セミコンポータル
半導体・FPD・液晶・製造装置・材料・設計のポータルサイト

“真夏の夜の夢?”/市場実態PickUp/グローバル雑学王−59

世界経済の現状について、最悪期を抜け出して下げ止まりつつある、と米連邦準備理事会(FRB)のバーナンキ(Bernanke)議長が指摘とのこと(8月23日付け NIKKEI NET)、やっと全体認識もここに至ったか、というところである。ただし緩やかな回復という警告条件付きは、半導体業界でも当てはまること、何処でも触れられている。
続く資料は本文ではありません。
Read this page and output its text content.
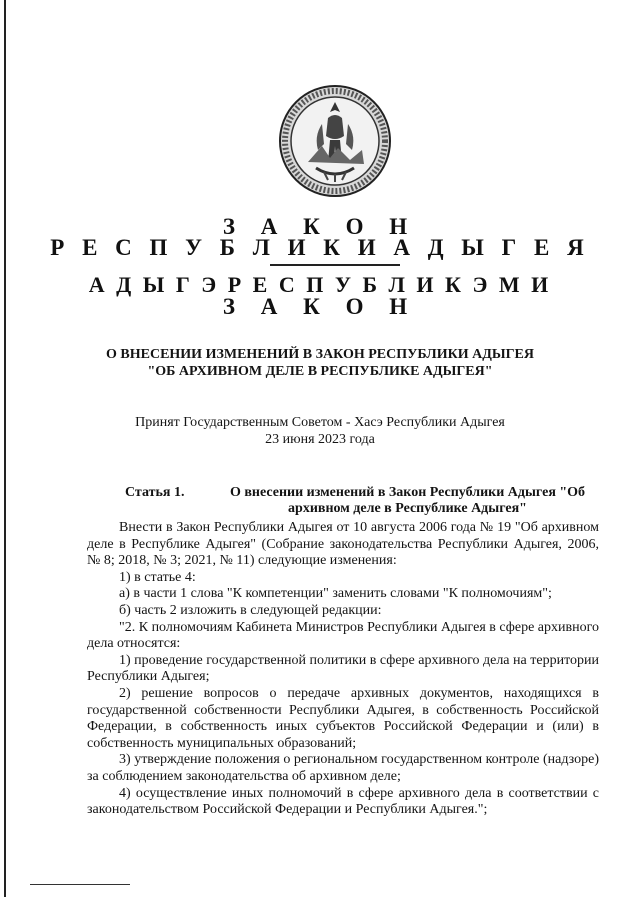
З А К О Н
Р Е С П У Б Л И К И А Д Ы Г Е Я
А Д Ы Г Э Р Е С П У Б Л И К Э М И
З А К О Н
О ВНЕСЕНИИ ИЗМЕНЕНИЙ В ЗАКОН РЕСПУБЛИКИ АДЫГЕЯ
"ОБ АРХИВНОМ ДЕЛЕ В РЕСПУБЛИКЕ АДЫГЕЯ"
Принят Государственным Советом - Хасэ Республики Адыгея
23 июня 2023 года
Статья 1.	О внесении изменений в Закон Республики Адыгея "Об архивном деле в Республике Адыгея"

Внести в Закон Республики Адыгея от 10 августа 2006 года № 19 "Об архивном деле в Республике Адыгея" (Собрание законодательства Республики Адыгея, 2006, № 8; 2018, № 3; 2021, № 11) следующие изменения:

1) в статье 4:

а) в части 1 слова "К компетенции" заменить словами "К полномочиям";

б) часть 2 изложить в следующей редакции:

"2. К полномочиям Кабинета Министров Республики Адыгея в сфере архивного дела относятся:

1) проведение государственной политики в сфере архивного дела на территории Республики Адыгея;

2) решение вопросов о передаче архивных документов, находящихся в государственной собственности Республики Адыгея, в собственность Российской Федерации, в собственность иных субъектов Российской Федерации и (или) в собственность муниципальных образований;

3) утверждение положения о региональном государственном контроле (надзоре) за соблюдением законодательства об архивном деле;

4) осуществление иных полномочий в сфере архивного дела в соответствии с законодательством Российской Федерации и Республики Адыгея.";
そんな中、先々に向けて心地よく感じる新技術が発表され、目についてきている。

≪“真夏の夜の夢?”≫

それぞれどの程度の深さの夢かと思うが、まずは10年以上先を見据えたIBMほかからの次の発表である。

◇IBM looking to use DNA scaffolding for next gen chips(8月17日付け EE Times)
→IBM ResearchとCalifornia Institute of TechnologyのNature Nanotechnologyでの論文。DNA分子を足場材料として用いるアプローチ(何100万のcarbon nanotubesがDNA分子にくっついてデポ、self-assembleされて精確なパターンになる)が、sub-22 nmリソに到達する道となり得る旨。
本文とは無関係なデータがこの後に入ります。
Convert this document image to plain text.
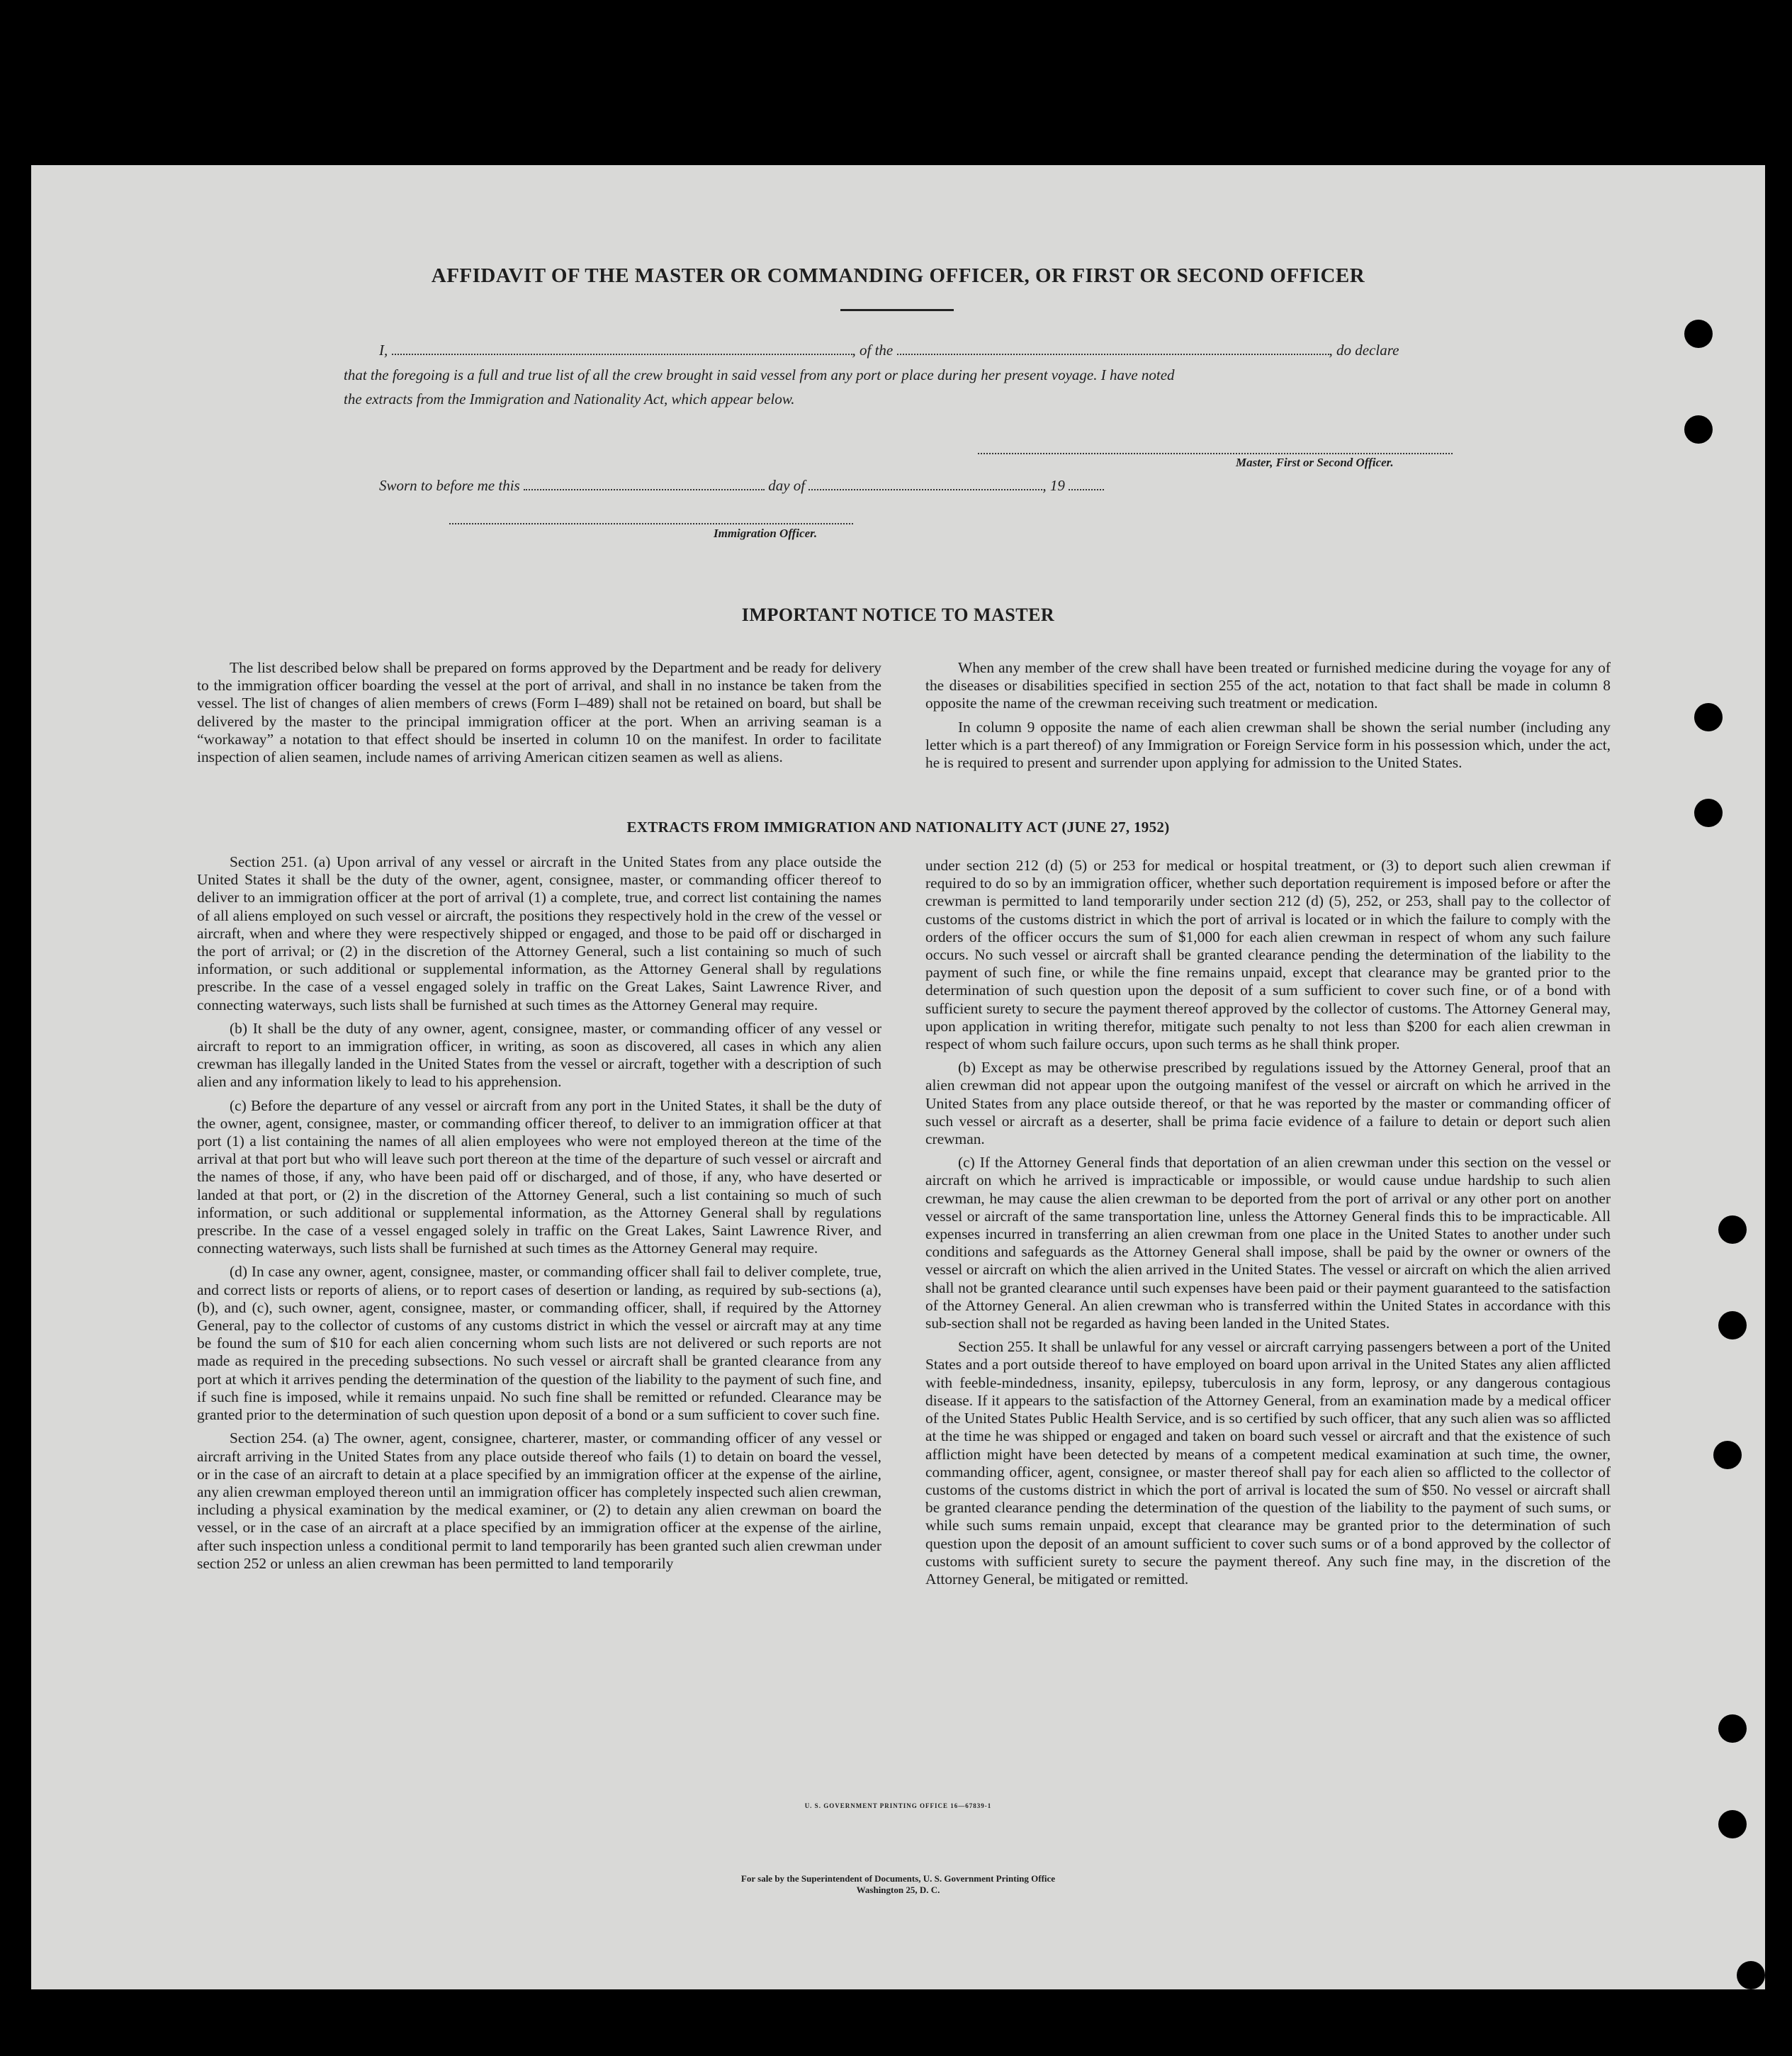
AFFIDAVIT OF THE MASTER OR COMMANDING OFFICER, OR FIRST OR SECOND OFFICER
I,	, of the	, do declare
that the foregoing is a full and true list of all the crew brought in said vessel from any port or place during her present voyage. I have noted
the extracts from the Immigration and Nationality Act, which appear below.
Master, First or Second Officer.
Sworn to before me this	day of	, 19
Immigration Officer.
IMPORTANT NOTICE TO MASTER

The list described below shall be prepared on forms approved by the Department and be ready for delivery to the immigration officer boarding the vessel at the port of arrival, and shall in no instance be taken from the vessel. The list of changes of alien members of crews (Form I–489) shall not be retained on board, but shall be delivered by the master to the principal immigration officer at the port. When an arriving seaman is a “workaway” a notation to that effect should be inserted in column 10 on the manifest. In order to facilitate inspection of alien seamen, include names of arriving American citizen seamen as well as aliens.

When any member of the crew shall have been treated or furnished medicine during the voyage for any of the diseases or disabilities specified in section 255 of the act, notation to that fact shall be made in column 8 opposite the name of the crewman receiving such treatment or medication.

In column 9 opposite the name of each alien crewman shall be shown the serial number (including any letter which is a part thereof) of any Immigration or Foreign Service form in his possession which, under the act, he is required to present and surrender upon applying for admission to the United States.

EXTRACTS FROM IMMIGRATION AND NATIONALITY ACT (JUNE 27, 1952)

Section 251. (a) Upon arrival of any vessel or aircraft in the United States from any place outside the United States it shall be the duty of the owner, agent, consignee, master, or commanding officer thereof to deliver to an immigration officer at the port of arrival (1) a complete, true, and correct list containing the names of all aliens employed on such vessel or aircraft, the positions they respectively hold in the crew of the vessel or aircraft, when and where they were respectively shipped or engaged, and those to be paid off or discharged in the port of arrival; or (2) in the discretion of the Attorney General, such a list containing so much of such information, or such additional or supplemental information, as the Attorney General shall by regulations prescribe. In the case of a vessel engaged solely in traffic on the Great Lakes, Saint Lawrence River, and connecting waterways, such lists shall be furnished at such times as the Attorney General may require.

(b) It shall be the duty of any owner, agent, consignee, master, or commanding officer of any vessel or aircraft to report to an immigration officer, in writing, as soon as discovered, all cases in which any alien crewman has illegally landed in the United States from the vessel or aircraft, together with a description of such alien and any information likely to lead to his apprehension.

(c) Before the departure of any vessel or aircraft from any port in the United States, it shall be the duty of the owner, agent, consignee, master, or commanding officer thereof, to deliver to an immigration officer at that port (1) a list containing the names of all alien employees who were not employed thereon at the time of the arrival at that port but who will leave such port thereon at the time of the departure of such vessel or aircraft and the names of those, if any, who have been paid off or discharged, and of those, if any, who have deserted or landed at that port, or (2) in the discretion of the Attorney General, such a list containing so much of such information, or such additional or supplemental information, as the Attorney General shall by regulations prescribe. In the case of a vessel engaged solely in traffic on the Great Lakes, Saint Lawrence River, and connecting waterways, such lists shall be furnished at such times as the Attorney General may require.

(d) In case any owner, agent, consignee, master, or commanding officer shall fail to deliver complete, true, and correct lists or reports of aliens, or to report cases of desertion or landing, as required by sub-sections (a), (b), and (c), such owner, agent, consignee, master, or commanding officer, shall, if required by the Attorney General, pay to the collector of customs of any customs district in which the vessel or aircraft may at any time be found the sum of $10 for each alien concerning whom such lists are not delivered or such reports are not made as required in the preceding subsections. No such vessel or aircraft shall be granted clearance from any port at which it arrives pending the determination of the question of the liability to the payment of such fine, and if such fine is imposed, while it remains unpaid. No such fine shall be remitted or refunded. Clearance may be granted prior to the determination of such question upon deposit of a bond or a sum sufficient to cover such fine.

Section 254. (a) The owner, agent, consignee, charterer, master, or commanding officer of any vessel or aircraft arriving in the United States from any place outside thereof who fails (1) to detain on board the vessel, or in the case of an aircraft to detain at a place specified by an immigration officer at the expense of the airline, any alien crewman employed thereon until an immigration officer has completely inspected such alien crewman, including a physical examination by the medical examiner, or (2) to detain any alien crewman on board the vessel, or in the case of an aircraft at a place specified by an immigration officer at the expense of the airline, after such inspection unless a conditional permit to land temporarily has been granted such alien crewman under section 252 or unless an alien crewman has been permitted to land temporarily

under section 212 (d) (5) or 253 for medical or hospital treatment, or (3) to deport such alien crewman if required to do so by an immigration officer, whether such deportation requirement is imposed before or after the crewman is permitted to land temporarily under section 212 (d) (5), 252, or 253, shall pay to the collector of customs of the customs district in which the port of arrival is located or in which the failure to comply with the orders of the officer occurs the sum of $1,000 for each alien crewman in respect of whom any such failure occurs. No such vessel or aircraft shall be granted clearance pending the determination of the liability to the payment of such fine, or while the fine remains unpaid, except that clearance may be granted prior to the determination of such question upon the deposit of a sum sufficient to cover such fine, or of a bond with sufficient surety to secure the payment thereof approved by the collector of customs. The Attorney General may, upon application in writing therefor, mitigate such penalty to not less than $200 for each alien crewman in respect of whom such failure occurs, upon such terms as he shall think proper.

(b) Except as may be otherwise prescribed by regulations issued by the Attorney General, proof that an alien crewman did not appear upon the outgoing manifest of the vessel or aircraft on which he arrived in the United States from any place outside thereof, or that he was reported by the master or commanding officer of such vessel or aircraft as a deserter, shall be prima facie evidence of a failure to detain or deport such alien crewman.

(c) If the Attorney General finds that deportation of an alien crewman under this section on the vessel or aircraft on which he arrived is impracticable or impossible, or would cause undue hardship to such alien crewman, he may cause the alien crewman to be deported from the port of arrival or any other port on another vessel or aircraft of the same transportation line, unless the Attorney General finds this to be impracticable. All expenses incurred in transferring an alien crewman from one place in the United States to another under such conditions and safeguards as the Attorney General shall impose, shall be paid by the owner or owners of the vessel or aircraft on which the alien arrived in the United States. The vessel or aircraft on which the alien arrived shall not be granted clearance until such expenses have been paid or their payment guaranteed to the satisfaction of the Attorney General. An alien crewman who is transferred within the United States in accordance with this sub-section shall not be regarded as having been landed in the United States.

Section 255. It shall be unlawful for any vessel or aircraft carrying passengers between a port of the United States and a port outside thereof to have employed on board upon arrival in the United States any alien afflicted with feeble-mindedness, insanity, epilepsy, tuberculosis in any form, leprosy, or any dangerous contagious disease. If it appears to the satisfaction of the Attorney General, from an examination made by a medical officer of the United States Public Health Service, and is so certified by such officer, that any such alien was so afflicted at the time he was shipped or engaged and taken on board such vessel or aircraft and that the existence of such affliction might have been detected by means of a competent medical examination at such time, the owner, commanding officer, agent, consignee, or master thereof shall pay for each alien so afflicted to the collector of customs of the customs district in which the port of arrival is located the sum of $50. No vessel or aircraft shall be granted clearance pending the determination of the question of the liability to the payment of such sums, or while such sums remain unpaid, except that clearance may be granted prior to the determination of such question upon the deposit of an amount sufficient to cover such sums or of a bond approved by the collector of customs with sufficient surety to secure the payment thereof. Any such fine may, in the discretion of the Attorney General, be mitigated or remitted.

U. S. GOVERNMENT PRINTING OFFICE 16—67839-1
For sale by the Superintendent of Documents, U. S. Government Printing Office
Washington 25, D. C.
◇IBM uses DNA scaffolding to target sub-22-nm lithography-IBM researchers and the California Institute of Technology claim an advancement in combining lithographic patterning with self assembly, a method to arrange "DNA origami" structures on surfaces compatible with today's semiconductor manufacturing equipment.(8月17日付け Electronics Design, Strategy, News)
→リソpatterningをself assemblyと結びつける開発、今日の半導体製造装置と両立する形で"DNA origami"構造を配列する方法。写真データ、下記参照。
http://www.edn.com/articles/images/ENEWS/20090817/6677000_image.jpg

この2件ではなかなかパッとは理解し難いが、もっと一般向きと思う記事の抄訳によると次の通りである。

☆☆☆↓↓↓↓↓
○IBMが、DNAを次世代microchips製造に利用 (8月16日付け Yahoo! Tech)
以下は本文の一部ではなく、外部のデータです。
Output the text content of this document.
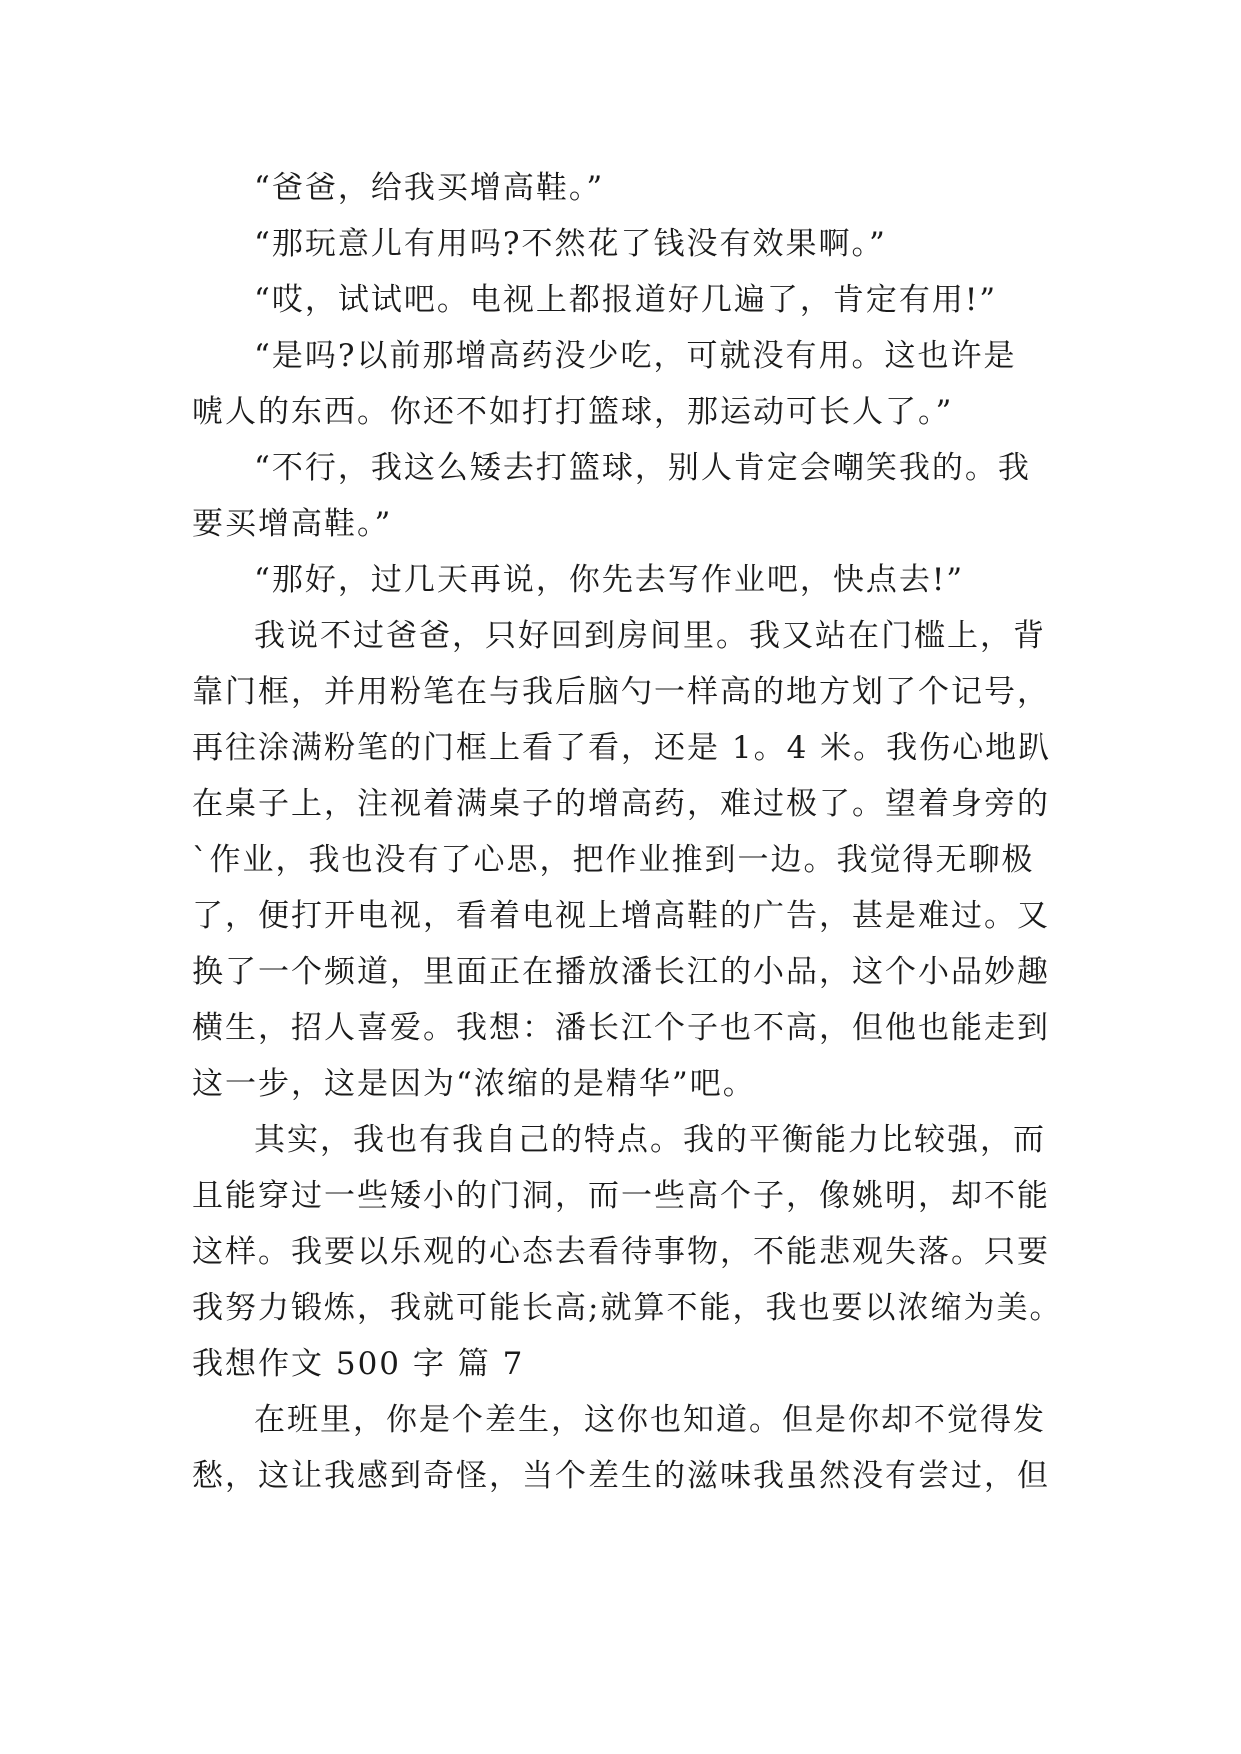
“爸爸，给我买增高鞋。”
“那玩意儿有用吗?不然花了钱没有效果啊。”
“哎，试试吧。电视上都报道好几遍了，肯定有用!”
“是吗?以前那增高药没少吃，可就没有用。这也许是
唬人的东西。你还不如打打篮球，那运动可长人了。”
“不行，我这么矮去打篮球，别人肯定会嘲笑我的。我
要买增高鞋。”
“那好，过几天再说，你先去写作业吧，快点去!”
我说不过爸爸，只好回到房间里。我又站在门槛上，背
靠门框，并用粉笔在与我后脑勺一样高的地方划了个记号，
再往涂满粉笔的门框上看了看，还是 1。4 米。我伤心地趴
在桌子上，注视着满桌子的增高药，难过极了。望着身旁的
`作业，我也没有了心思，把作业推到一边。我觉得无聊极
了，便打开电视，看着电视上增高鞋的广告，甚是难过。又
换了一个频道，里面正在播放潘长江的小品，这个小品妙趣
横生，招人喜爱。我想：潘长江个子也不高，但他也能走到
这一步，这是因为“浓缩的是精华”吧。
其实，我也有我自己的特点。我的平衡能力比较强，而
且能穿过一些矮小的门洞，而一些高个子，像姚明，却不能
这样。我要以乐观的心态去看待事物，不能悲观失落。只要
我努力锻炼，我就可能长高;就算不能，我也要以浓缩为美。
我想作文 500 字 篇 7
在班里，你是个差生，这你也知道。但是你却不觉得发
愁，这让我感到奇怪，当个差生的滋味我虽然没有尝过，但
IBM社が、我々の身体の基礎的要素であるDNAを、次世代microchipsの構造になり得ると注目している。

半導体メーカーは絶え間ない微細化をより低価格で競っており、設計者たちはコスト削減に奮闘している。

専門誌、Nature Nanotechnologyに日曜に掲載された論文によると、人工DNAナノ構造、すなわち"DNA origami"が、微細microchipsを構築する安価な骨組みを供する可能性がある。

「これは、半導体業界での製造プロセスで生体分子を利用する初めてのデモになる。」とIBMの研究マネジャー、Spike Narayan氏は言う。

「基本的にDNAのような生体構造は、現実に半導体プロセスで行使できる、非常に生産再現性があって、反復性があるパターンを実際に示すことを物語っている。」と同氏は言う。

DNA origamiプロセスが生産レベルに縮小すれば、メーカーは、複雑なツールの何百millions of dollarsを、polymers, DNAソリューションおよびheating implementから成るa million以下dollarsと置き換え取引ができるだろう、とNarayan氏は言う。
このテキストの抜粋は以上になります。